According to section 271B, if any person who is required to comply with section 44AB fails to get his accounts audited in respect of any year or years as required under section 44AB, the Assessing Officer may impose a penalty. The penalty shall be lower of the following amounts:
(a) 0.5% of the total sales, turnover or gross receipts, as the case may be, in business, or of the gross receipts in profession, in such year or years.
(b) Rs. 1,50,000.
However, according to section 273B, no penalty shall be imposed if reasonable cause for such failure is proved.
A person covered by section 44AB should get his accounts audited and should obtain the audit report on or before the due date of filing of the return of income, i.e., on or before 30th September (*) of the relevant assessment year, e.g., Tax audit report for the financial year 2013-14 corresponding to the assessment year 2014-15 should be obtained on or before 30th September, 2014.
(*) In case of a taxpayer who is required to furnish a report in Form No. 3CEB under section 92 in respect of any international transaction or specified domestic transaction, the due date of filing the return of income is 30th November of the relevant assessment year.

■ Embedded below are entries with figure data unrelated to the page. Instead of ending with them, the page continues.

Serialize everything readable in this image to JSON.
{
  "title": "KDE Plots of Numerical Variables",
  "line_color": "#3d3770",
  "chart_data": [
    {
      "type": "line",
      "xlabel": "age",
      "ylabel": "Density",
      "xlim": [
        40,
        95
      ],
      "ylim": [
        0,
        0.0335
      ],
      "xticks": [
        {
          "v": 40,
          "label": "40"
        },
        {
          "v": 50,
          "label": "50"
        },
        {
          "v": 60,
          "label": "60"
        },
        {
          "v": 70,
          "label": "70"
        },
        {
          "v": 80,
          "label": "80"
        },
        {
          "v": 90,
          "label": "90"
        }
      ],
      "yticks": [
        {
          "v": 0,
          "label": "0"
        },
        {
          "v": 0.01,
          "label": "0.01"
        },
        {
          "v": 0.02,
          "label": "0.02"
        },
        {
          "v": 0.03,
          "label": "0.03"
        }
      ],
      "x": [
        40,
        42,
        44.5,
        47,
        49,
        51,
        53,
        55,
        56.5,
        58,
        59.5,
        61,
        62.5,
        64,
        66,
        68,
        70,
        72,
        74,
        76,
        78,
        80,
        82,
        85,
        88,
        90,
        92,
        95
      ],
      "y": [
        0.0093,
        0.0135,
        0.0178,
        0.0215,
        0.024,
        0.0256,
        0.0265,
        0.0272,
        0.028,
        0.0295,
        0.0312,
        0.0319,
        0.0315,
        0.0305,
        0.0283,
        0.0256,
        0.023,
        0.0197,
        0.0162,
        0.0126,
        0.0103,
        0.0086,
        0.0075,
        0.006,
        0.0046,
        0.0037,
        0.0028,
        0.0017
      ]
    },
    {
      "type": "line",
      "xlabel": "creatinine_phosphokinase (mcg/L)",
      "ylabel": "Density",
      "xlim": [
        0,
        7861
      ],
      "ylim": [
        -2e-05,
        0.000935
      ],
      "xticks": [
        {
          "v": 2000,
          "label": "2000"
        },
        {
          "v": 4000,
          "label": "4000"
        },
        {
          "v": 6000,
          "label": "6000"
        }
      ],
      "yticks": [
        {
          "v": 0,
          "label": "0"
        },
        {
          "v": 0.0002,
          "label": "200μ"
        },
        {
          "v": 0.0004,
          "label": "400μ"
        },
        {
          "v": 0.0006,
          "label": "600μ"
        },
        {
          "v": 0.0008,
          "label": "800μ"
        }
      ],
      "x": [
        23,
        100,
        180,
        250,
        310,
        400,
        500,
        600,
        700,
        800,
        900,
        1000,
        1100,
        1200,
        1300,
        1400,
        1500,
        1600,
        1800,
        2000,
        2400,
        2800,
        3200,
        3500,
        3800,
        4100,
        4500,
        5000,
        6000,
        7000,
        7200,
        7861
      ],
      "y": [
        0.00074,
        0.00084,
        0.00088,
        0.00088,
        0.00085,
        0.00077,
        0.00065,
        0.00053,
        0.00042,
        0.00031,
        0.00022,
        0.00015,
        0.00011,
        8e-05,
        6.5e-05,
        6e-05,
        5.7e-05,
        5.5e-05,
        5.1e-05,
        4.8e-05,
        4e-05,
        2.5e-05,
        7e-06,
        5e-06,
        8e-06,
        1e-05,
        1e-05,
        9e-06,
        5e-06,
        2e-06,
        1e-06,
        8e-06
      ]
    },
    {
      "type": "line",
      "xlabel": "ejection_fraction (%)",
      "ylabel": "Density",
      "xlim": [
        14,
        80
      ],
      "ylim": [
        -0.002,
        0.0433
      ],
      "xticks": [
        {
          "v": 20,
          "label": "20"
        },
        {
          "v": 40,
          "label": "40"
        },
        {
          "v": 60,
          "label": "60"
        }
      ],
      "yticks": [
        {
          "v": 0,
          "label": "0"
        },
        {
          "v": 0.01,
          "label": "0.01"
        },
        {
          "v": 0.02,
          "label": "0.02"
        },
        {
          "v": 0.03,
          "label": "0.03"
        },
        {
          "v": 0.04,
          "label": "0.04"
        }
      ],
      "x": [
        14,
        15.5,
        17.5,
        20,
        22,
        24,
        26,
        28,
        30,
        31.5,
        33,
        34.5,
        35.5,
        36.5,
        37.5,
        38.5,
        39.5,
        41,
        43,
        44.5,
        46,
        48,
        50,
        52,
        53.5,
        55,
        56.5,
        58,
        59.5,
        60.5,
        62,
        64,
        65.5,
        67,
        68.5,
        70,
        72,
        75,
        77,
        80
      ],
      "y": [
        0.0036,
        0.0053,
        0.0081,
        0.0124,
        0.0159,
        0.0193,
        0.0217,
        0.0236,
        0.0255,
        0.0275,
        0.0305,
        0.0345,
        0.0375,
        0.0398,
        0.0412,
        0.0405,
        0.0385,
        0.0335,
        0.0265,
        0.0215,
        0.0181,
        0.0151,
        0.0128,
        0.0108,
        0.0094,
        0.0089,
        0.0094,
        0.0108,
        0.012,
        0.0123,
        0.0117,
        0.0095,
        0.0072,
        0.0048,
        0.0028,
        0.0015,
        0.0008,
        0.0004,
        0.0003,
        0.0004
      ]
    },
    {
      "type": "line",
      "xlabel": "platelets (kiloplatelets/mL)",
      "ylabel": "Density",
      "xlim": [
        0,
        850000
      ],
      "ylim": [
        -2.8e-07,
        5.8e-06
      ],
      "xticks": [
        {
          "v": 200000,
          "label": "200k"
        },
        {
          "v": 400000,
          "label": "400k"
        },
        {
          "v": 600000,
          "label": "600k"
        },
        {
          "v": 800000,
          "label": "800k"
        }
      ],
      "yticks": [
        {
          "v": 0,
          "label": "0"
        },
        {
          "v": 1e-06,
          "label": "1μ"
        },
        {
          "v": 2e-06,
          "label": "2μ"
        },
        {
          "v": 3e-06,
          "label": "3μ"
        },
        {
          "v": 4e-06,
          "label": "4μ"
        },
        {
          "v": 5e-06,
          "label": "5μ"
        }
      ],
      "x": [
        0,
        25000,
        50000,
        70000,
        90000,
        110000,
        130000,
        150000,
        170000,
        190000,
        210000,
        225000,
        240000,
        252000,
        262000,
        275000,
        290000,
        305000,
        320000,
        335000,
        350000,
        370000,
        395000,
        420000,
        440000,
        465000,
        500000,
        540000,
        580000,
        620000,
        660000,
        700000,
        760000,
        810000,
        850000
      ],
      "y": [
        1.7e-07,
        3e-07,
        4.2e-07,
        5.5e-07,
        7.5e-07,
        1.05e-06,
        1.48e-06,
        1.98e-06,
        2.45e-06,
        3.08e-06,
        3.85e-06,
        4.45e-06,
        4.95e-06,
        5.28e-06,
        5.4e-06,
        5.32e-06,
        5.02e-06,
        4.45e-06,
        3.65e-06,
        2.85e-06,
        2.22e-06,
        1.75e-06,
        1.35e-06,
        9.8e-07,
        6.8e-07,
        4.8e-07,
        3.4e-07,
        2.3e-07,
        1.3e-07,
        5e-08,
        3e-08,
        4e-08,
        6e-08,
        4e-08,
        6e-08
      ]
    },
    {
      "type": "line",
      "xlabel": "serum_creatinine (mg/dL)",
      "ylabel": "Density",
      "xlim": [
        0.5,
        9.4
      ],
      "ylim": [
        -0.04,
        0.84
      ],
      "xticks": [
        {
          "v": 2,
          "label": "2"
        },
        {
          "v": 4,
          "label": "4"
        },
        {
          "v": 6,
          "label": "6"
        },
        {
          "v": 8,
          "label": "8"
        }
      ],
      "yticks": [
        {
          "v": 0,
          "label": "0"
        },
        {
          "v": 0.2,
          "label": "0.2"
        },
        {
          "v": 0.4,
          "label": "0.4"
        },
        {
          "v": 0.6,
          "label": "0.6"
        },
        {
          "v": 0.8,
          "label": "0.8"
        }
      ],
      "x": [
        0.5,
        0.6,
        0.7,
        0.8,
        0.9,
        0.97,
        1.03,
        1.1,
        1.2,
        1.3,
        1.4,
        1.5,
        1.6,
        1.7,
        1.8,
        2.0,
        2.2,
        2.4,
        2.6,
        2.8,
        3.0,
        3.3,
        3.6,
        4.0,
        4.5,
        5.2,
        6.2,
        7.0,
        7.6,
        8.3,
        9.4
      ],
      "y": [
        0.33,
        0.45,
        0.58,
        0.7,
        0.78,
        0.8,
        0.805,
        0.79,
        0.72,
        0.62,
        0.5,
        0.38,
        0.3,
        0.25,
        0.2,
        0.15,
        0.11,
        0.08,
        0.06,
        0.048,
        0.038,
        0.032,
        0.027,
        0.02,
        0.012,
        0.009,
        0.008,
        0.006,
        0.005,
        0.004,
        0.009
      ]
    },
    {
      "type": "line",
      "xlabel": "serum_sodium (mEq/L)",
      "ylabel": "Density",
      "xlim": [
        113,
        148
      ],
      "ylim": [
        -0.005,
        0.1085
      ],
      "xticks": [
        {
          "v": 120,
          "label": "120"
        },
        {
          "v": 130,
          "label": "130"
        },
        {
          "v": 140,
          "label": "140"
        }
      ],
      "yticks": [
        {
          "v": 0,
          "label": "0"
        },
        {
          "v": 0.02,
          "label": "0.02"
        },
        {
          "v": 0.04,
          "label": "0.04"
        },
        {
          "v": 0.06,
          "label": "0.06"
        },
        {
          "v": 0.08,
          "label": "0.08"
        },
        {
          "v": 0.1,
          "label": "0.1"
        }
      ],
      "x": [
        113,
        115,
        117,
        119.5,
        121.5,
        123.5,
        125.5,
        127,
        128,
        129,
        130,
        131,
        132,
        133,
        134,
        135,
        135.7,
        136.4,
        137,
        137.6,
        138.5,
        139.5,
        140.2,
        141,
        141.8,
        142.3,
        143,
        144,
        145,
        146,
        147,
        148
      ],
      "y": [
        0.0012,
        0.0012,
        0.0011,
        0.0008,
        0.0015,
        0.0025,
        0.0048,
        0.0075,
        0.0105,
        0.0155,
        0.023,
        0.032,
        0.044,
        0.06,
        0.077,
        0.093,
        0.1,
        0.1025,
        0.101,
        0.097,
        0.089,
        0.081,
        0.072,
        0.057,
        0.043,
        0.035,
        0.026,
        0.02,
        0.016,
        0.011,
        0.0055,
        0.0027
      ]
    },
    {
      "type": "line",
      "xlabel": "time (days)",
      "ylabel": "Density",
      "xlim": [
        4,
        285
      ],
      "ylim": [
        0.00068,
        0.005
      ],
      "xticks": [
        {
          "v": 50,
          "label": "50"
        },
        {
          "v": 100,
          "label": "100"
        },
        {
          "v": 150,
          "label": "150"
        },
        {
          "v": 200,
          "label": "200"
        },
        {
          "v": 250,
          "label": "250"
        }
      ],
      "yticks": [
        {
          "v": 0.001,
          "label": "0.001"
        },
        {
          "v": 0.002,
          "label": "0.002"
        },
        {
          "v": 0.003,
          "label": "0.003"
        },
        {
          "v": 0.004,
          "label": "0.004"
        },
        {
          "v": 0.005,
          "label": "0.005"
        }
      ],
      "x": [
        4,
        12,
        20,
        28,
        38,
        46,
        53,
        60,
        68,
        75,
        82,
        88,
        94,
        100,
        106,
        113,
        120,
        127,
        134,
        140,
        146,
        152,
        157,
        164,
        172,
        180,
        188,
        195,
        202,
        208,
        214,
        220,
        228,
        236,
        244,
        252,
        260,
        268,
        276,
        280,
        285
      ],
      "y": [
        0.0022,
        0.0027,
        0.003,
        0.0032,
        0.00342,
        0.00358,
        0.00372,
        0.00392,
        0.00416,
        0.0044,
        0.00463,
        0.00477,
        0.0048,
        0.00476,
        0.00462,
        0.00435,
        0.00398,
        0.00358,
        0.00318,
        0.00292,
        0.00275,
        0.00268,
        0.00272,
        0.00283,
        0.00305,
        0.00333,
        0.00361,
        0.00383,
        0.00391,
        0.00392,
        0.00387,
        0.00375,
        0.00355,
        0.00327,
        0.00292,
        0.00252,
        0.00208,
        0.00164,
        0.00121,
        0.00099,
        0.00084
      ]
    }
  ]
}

However, due date for filing of Income tax return and tax audit report for assessment year 2014-15 in case of an assessee (not having any international or specified domestic transaction) who is required to get his account audited under section 44AB or a working partner of a firm whose accounts are required to be audited has been extended to 30th Nov 2014 vide ORDER [F.No. 153/53/2014-TPL], Dated 26-09-2014 and ORDER [F.No. 133/24/2014-TPL], Dated 20-08-2014 respectively.
The tax audit report is to be electronically filed by the chartered accountant to the Income-tax Department. After filing of report by the chartered accountant, the taxpayer has to approve the report from his e-fling account with Income-tax Department (i.e., at www.incometaxindiaefiling.gov.in).